Several types of therapeutic aerosol delivery systems, including pMDI, DPI, nebulizer, the solution mist inhaler, and nasal sprays, are widely used. Both oral and nasal inhalation routes are used for the delivery of therapeutic aerosols. Nasal inhalation is used for nasal sprays to deposit in the nasal cavity, whereas oral inhalation is used for other delivery systems to maximize deposition in the tracheobronchial and alveolar regions. Several methods have been used to estimate the dose to the respiratory tract for pharmaceutical aerosol. FPF obtained from the in vitro test of particle size generally correlated with lung deposition fraction obtained from in vivo data but did not predict the correct deposition fraction.
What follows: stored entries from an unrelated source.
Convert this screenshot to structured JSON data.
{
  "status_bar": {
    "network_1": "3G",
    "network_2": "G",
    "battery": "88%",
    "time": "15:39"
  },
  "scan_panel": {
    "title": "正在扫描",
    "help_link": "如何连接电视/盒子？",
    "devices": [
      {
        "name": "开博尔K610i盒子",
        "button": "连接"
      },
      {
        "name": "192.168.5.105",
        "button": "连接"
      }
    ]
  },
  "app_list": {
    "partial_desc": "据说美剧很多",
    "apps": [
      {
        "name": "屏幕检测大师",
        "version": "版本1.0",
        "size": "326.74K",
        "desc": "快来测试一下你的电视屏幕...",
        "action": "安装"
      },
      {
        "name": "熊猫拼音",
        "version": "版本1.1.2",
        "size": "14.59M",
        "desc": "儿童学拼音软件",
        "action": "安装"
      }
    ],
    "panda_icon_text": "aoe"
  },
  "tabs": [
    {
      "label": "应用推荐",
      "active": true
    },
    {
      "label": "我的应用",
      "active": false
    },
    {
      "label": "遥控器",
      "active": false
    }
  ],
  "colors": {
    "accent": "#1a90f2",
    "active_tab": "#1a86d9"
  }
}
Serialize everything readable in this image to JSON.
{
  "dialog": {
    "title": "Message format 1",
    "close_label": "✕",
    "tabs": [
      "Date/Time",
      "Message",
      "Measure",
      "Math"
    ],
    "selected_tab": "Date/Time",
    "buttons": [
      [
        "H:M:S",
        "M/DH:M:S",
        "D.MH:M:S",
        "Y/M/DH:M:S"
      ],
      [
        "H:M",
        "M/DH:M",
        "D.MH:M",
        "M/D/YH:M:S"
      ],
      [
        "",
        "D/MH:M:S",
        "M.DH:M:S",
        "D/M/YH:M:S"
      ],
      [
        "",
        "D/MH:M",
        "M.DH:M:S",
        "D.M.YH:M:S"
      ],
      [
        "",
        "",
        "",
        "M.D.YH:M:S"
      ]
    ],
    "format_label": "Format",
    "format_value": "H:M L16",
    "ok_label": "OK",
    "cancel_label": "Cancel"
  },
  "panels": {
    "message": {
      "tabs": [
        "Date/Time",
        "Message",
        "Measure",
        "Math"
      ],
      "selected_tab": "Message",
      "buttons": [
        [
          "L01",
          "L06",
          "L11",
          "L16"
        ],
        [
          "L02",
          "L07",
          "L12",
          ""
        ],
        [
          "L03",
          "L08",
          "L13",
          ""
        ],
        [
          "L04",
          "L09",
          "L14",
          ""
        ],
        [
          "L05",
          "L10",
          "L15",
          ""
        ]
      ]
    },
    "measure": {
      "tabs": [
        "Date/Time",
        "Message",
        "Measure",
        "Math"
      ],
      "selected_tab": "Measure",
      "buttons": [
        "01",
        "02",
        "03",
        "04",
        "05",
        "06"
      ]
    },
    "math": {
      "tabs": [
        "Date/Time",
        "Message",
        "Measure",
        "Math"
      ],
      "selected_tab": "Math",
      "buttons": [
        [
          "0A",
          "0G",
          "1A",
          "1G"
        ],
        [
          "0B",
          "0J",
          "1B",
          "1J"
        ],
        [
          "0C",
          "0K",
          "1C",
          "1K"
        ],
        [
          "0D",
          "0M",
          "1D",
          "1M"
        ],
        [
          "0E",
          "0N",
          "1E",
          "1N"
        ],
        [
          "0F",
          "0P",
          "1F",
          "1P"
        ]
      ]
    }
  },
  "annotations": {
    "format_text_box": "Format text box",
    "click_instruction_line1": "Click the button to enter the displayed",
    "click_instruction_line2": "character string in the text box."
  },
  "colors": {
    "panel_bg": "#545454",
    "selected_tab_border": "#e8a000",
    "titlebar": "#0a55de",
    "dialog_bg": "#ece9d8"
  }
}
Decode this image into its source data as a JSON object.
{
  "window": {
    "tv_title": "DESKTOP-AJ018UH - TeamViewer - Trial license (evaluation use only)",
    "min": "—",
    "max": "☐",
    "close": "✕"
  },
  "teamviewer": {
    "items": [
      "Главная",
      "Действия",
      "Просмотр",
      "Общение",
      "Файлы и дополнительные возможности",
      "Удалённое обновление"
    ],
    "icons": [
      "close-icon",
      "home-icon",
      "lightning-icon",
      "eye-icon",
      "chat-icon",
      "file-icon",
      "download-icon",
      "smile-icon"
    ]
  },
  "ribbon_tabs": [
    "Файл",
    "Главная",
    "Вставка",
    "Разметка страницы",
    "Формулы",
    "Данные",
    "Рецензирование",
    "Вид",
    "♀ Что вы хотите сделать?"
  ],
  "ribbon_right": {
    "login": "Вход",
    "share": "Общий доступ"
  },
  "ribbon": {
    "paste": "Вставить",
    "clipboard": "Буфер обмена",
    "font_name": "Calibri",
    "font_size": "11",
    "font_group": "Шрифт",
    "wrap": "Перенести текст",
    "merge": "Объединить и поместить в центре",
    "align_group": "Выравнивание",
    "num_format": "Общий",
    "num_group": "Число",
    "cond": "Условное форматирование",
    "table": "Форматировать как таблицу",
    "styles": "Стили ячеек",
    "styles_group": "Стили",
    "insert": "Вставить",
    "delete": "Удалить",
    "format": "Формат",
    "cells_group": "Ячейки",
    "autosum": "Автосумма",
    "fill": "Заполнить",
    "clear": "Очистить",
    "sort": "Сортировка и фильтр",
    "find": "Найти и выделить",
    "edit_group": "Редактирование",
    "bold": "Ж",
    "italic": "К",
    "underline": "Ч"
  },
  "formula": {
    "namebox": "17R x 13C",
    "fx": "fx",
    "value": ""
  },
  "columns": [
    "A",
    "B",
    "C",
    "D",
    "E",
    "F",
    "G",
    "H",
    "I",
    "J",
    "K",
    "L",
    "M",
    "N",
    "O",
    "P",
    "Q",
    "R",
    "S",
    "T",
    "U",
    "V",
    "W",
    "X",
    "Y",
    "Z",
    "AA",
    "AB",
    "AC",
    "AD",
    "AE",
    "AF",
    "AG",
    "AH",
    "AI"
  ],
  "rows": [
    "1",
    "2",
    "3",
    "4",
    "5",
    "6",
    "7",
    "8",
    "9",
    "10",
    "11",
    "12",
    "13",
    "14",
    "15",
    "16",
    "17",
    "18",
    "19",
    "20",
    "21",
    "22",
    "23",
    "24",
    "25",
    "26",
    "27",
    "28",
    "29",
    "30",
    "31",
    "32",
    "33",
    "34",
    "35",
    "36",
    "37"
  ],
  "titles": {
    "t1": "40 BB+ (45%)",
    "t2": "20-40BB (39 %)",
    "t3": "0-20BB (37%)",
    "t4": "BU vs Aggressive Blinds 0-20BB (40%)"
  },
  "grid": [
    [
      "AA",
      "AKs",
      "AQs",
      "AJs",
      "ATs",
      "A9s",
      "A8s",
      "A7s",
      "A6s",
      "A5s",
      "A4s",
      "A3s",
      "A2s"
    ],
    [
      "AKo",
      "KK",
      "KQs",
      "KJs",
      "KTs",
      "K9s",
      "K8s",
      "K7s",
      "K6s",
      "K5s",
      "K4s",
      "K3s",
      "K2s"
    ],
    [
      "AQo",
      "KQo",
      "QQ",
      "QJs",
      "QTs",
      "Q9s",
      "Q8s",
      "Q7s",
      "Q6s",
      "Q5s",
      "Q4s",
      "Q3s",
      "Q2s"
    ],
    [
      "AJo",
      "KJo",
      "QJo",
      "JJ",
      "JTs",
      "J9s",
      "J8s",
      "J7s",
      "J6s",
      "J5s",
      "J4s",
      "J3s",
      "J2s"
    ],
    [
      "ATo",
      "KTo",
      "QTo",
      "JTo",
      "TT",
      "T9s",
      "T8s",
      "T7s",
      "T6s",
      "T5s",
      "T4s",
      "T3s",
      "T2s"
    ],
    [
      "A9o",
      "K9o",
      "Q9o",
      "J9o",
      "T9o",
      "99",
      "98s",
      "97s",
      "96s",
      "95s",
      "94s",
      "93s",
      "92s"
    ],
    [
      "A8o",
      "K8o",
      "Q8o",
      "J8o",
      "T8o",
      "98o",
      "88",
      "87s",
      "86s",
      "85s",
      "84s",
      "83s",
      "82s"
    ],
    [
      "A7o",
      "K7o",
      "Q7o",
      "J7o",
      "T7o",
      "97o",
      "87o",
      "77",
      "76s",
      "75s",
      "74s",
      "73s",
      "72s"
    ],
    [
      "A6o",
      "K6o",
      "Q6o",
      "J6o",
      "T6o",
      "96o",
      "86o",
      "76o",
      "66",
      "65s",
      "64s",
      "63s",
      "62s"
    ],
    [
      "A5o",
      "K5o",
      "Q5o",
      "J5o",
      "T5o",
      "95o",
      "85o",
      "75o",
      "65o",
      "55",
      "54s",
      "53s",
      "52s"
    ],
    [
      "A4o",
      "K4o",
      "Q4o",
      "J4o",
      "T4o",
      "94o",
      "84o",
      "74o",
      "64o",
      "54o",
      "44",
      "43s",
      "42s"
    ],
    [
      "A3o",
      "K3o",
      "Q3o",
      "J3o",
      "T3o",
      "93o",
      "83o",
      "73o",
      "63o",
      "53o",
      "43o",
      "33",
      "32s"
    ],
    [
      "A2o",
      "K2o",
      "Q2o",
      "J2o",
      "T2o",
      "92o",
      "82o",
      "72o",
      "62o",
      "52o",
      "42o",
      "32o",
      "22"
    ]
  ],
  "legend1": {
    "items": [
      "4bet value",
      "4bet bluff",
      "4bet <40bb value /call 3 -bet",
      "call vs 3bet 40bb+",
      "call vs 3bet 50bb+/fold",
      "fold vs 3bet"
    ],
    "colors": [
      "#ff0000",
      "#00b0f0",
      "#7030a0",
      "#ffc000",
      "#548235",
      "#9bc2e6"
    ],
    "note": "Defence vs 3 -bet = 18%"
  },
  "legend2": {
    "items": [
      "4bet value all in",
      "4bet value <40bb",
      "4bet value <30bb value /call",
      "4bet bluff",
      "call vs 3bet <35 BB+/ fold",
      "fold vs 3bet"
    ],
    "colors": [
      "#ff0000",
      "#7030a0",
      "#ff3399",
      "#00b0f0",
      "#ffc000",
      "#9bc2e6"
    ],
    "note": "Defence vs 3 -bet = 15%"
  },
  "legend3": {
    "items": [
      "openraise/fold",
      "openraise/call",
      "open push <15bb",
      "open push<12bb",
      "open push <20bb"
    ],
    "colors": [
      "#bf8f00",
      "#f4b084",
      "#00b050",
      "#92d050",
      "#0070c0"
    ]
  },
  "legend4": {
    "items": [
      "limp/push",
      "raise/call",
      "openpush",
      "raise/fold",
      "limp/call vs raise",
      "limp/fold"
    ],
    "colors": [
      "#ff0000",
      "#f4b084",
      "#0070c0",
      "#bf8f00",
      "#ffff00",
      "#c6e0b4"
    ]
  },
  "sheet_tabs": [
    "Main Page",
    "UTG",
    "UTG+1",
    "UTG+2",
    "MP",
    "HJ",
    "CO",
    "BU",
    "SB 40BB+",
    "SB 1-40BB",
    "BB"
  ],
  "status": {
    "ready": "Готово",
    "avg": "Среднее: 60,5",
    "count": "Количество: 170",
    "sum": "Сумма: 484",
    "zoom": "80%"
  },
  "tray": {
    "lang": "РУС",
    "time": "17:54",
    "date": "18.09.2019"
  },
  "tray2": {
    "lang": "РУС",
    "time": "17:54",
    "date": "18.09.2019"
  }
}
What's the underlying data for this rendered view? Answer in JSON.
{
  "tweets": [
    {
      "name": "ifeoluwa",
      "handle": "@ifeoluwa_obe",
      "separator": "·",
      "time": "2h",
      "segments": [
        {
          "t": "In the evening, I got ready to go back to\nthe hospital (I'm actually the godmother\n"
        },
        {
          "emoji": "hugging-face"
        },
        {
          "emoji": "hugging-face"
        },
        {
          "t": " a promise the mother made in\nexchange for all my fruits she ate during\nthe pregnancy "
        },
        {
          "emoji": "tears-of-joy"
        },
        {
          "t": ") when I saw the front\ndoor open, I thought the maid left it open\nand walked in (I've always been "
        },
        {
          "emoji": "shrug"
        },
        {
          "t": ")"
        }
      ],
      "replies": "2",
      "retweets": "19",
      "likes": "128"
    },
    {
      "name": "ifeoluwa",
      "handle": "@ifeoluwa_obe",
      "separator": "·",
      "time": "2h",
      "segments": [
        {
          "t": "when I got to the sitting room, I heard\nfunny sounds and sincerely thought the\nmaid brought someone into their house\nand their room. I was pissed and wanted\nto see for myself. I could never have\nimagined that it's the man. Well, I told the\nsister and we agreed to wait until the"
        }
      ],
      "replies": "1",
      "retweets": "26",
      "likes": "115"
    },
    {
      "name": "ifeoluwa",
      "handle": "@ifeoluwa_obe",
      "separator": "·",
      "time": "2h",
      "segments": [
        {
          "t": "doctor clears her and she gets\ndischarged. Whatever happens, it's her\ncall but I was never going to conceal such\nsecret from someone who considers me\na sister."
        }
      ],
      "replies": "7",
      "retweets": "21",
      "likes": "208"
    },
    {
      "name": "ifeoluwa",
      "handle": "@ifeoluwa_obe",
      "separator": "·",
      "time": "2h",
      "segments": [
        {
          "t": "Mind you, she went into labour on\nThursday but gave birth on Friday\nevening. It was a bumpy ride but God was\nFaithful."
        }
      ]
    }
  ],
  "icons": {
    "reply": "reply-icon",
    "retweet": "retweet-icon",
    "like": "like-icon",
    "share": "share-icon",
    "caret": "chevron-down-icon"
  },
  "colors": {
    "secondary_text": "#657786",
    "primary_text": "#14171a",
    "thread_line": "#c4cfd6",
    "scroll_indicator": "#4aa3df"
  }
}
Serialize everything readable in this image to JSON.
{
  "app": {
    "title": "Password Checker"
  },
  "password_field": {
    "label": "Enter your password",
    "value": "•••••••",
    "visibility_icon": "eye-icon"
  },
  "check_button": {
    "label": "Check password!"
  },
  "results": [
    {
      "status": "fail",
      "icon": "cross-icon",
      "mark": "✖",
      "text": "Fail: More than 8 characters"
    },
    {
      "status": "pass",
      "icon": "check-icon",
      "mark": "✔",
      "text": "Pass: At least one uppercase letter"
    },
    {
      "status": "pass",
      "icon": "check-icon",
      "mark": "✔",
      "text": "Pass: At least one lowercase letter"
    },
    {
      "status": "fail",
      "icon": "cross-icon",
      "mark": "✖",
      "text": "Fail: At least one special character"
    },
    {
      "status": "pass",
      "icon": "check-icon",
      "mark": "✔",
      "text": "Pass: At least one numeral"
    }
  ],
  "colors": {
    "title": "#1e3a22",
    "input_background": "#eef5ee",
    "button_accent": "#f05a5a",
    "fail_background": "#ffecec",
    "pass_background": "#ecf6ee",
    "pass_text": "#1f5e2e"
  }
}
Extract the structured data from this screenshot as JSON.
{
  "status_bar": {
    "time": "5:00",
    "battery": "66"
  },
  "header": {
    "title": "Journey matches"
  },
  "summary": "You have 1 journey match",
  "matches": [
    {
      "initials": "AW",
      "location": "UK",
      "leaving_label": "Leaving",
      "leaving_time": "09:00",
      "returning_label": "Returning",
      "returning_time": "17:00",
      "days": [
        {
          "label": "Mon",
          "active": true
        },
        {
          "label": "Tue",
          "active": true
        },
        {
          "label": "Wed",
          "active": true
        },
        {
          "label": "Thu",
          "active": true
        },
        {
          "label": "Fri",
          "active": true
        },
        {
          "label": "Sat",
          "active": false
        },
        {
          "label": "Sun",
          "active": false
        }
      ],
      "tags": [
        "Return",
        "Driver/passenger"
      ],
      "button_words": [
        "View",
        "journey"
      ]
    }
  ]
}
Aerosol deposition mechanisms in the human respiratory tract have been well studied. Prediction of pharmaceutical aerosol deposition using established lung deposition models has limited success primarily because they underestimated oropharyngeal deposition. Recent studies using realistic upper airway replicas and CFD simulation improved our understanding of aerosol transport and deposition process in the oropharyngeal regions. These studies prove that deposition by the impinging turbulent jet from the narrow diameter of the DPI mouthpiece is the main mechanism for the enhanced deposition in the oropharyngeal region. For pMDI devices, a high-speed jet from the nozzle is responsible for high deposition in the oropharyngeal region. Nasal spray devices producing droplets >40 μm would be deposited completely in the nasal cavity following the conventional lung deposition model. Materials penetrating the nasal valve available for deposition in the turbinate region are desirable. Studies using gamma scintigraphy and nasal airway replicas showed that there were minimal effects of droplet size, inspiratory flow, and device type on the deposition pattern. Both plume angle and administration angle were found to be the critical parameters in determining deposition efficiency.